Die Enttäuschung niederringend verließ er das Archiv und kehrte zum Eingang der Bibliothek zurück. Von Isa war noch nichts zu sehen. Er wusste nicht, wie viel Zeit schon vergangen war, also beschloss er sie zu suchen. Es war nicht schwer den schwachen Schein ihrer Lampe zu finden. Schon nach kurzer Zeit fand Magatsu eine weitere Türe, von der er wusste, dass sie stets verschlossen gehalten wurde. Irgendwann, als er neu auf dem Falkenberg gewesen war, hatte man ihm erklärt, dass dahinter verbotene Schriften gelagert wurden, die der Rat für zu gefährlich befunden hatte, um sie anderen zugänglich zu machen. Eben diese Türe war jetzt nicht mehr verschlossen, sondern stand einen Spalt breit offen. Dahinter flackerte das warme Lampenlicht. Magatsu schmunzelte. Wo sonst sollte es den kleinen Blondschopf hinziehen, wenn nicht hier?
„Isa“,
flüsterte er leise,
„Wie lange brauchst du noch.“
Es kam keine Antwort. Nur das Umblättern einer Seite war zu hören.
„Isa!“
Magatsu trat näher. Die Anwärterin hatte sich über ein Buch gebeugt und las so konzentriert, dass sie nichts um sich herum wahrzunehmen schien.
„Isa!“,
zischte er erneut und berührte sie an der Schulter. Regelrecht erschrocken zuckte sie zusammen und blickte ihn an.
„Sag mal, Träumst du?“
„Nein“,
antwortete sie zögerlich und mit einer Miene, die er selten so ernst gesehen hatte.
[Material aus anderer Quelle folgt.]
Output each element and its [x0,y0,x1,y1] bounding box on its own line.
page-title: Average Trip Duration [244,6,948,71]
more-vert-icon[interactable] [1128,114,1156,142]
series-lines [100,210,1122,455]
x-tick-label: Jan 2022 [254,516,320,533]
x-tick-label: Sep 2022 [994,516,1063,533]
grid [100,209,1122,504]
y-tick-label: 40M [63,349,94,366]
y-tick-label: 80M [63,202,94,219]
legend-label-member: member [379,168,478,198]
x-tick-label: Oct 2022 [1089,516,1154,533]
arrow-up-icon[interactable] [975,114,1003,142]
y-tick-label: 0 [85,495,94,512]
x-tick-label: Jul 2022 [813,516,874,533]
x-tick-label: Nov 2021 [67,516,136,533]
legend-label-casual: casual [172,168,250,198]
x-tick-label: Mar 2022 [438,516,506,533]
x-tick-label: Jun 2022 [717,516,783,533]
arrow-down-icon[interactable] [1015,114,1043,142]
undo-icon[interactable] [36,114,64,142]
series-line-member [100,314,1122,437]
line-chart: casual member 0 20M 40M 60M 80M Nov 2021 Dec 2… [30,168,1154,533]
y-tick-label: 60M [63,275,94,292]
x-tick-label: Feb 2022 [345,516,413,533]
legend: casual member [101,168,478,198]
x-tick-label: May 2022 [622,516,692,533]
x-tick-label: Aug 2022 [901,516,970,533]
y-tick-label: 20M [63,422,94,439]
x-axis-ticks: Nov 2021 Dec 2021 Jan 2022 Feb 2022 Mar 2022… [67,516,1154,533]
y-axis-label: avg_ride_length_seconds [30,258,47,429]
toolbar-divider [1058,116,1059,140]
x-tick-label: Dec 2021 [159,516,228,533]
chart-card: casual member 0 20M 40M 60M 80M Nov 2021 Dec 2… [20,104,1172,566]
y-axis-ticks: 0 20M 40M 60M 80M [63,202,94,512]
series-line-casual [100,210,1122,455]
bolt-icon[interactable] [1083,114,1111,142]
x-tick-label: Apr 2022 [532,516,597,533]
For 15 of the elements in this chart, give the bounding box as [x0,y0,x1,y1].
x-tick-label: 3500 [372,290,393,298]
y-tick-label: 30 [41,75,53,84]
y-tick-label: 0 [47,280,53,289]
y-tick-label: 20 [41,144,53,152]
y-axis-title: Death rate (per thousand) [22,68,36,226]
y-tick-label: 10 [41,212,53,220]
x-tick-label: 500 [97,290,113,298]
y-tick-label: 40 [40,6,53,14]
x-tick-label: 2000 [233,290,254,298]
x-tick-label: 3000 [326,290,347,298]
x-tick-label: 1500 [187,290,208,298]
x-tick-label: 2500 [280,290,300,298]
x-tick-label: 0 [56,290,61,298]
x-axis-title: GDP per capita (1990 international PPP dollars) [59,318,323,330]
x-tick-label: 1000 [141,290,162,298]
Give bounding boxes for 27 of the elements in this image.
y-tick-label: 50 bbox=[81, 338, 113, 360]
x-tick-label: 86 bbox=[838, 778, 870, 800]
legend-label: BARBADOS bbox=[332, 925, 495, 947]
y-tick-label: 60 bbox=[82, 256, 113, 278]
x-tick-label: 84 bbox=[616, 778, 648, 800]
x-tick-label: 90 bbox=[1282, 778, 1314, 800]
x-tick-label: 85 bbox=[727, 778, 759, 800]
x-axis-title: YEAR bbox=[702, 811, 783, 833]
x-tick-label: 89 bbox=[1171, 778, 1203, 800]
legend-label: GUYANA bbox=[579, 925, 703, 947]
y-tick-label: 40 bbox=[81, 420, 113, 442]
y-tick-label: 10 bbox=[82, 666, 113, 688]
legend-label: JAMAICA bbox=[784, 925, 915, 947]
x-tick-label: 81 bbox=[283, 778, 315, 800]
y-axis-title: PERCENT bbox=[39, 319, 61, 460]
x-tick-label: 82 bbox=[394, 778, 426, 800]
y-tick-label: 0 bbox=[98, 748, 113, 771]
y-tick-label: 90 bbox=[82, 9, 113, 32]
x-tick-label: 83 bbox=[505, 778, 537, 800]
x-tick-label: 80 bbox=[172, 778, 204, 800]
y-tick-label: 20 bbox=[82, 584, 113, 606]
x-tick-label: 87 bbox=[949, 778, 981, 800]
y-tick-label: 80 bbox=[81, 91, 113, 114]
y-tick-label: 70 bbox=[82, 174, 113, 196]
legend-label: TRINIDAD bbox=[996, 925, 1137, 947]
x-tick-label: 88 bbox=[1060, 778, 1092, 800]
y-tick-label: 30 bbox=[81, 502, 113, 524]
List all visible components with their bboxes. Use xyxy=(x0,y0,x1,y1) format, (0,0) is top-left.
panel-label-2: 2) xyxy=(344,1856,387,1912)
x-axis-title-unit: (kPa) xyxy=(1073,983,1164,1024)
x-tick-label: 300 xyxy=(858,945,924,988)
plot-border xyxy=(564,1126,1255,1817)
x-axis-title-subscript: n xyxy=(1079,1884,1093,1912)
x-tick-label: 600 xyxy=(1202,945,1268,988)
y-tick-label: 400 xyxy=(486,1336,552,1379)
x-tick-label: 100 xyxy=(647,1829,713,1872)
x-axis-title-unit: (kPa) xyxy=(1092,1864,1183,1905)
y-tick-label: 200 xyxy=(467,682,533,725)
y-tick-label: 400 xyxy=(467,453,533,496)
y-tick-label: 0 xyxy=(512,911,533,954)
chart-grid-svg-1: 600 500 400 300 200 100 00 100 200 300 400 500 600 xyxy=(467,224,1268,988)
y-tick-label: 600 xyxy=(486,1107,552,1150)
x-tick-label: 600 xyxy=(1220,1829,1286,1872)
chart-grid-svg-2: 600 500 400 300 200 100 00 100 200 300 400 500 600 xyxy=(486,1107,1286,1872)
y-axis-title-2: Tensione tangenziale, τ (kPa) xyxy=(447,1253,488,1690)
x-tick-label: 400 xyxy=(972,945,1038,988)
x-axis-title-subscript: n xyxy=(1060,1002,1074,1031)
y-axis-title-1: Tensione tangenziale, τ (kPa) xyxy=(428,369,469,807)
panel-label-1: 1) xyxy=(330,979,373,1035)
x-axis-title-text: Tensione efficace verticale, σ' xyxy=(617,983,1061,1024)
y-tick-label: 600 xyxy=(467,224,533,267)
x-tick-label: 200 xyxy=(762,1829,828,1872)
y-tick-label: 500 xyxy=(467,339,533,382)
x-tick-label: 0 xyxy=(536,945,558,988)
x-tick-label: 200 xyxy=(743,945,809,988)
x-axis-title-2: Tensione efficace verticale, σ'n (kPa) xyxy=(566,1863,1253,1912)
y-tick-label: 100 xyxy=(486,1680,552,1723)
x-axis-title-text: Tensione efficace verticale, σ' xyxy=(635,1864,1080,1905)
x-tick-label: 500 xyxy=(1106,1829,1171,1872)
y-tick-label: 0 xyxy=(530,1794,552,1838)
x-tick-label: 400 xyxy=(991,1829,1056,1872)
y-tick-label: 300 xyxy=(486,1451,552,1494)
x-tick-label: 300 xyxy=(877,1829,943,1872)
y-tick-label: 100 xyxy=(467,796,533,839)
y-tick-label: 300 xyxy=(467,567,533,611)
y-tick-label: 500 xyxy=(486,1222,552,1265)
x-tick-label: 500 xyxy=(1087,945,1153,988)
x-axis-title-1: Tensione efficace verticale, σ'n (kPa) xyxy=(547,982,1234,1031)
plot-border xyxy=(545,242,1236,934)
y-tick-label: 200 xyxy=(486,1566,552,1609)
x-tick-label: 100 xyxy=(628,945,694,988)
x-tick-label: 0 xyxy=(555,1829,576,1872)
„Bist du soweit? Oder sollen wir noch bleiben?“,
wollte er wissen.“
„Ja… Also ja, wir können gleich gehen. Moment.“
Isa wandte sich wieder dem Buch zu und Magatsu kam nicht umhin, ihr über die Schulter zu schauen. Was er las, schien allerdings nur sinnloses Kauderwelsch zu sein. Nichts, was er als wichtig oder gefährlich empfunden hätte. Ungeduldig wartete er, bis Isa schließlich das Buch zuschlug. Silberne Buchstaben zierten das tiefschwarze Leder. Arcanum, las er, Die dunklen Künste. Argwöhnisch betrachtete er die Andere, wie sie sorgsam das Buch wieder an seinen Platz stellte und ihre Lampe zur Hand nahm.
„Bist du fündig geworden?“,
fragte sie völlig unbescholten.
„In gewisser Weise. Und du?“
„Das kann ich noch nicht sagen.“
Ihr Lächeln verriet sie und ließ Magatsu erneut schmunzeln. Gemeinsam verließen sie die Bibliothek.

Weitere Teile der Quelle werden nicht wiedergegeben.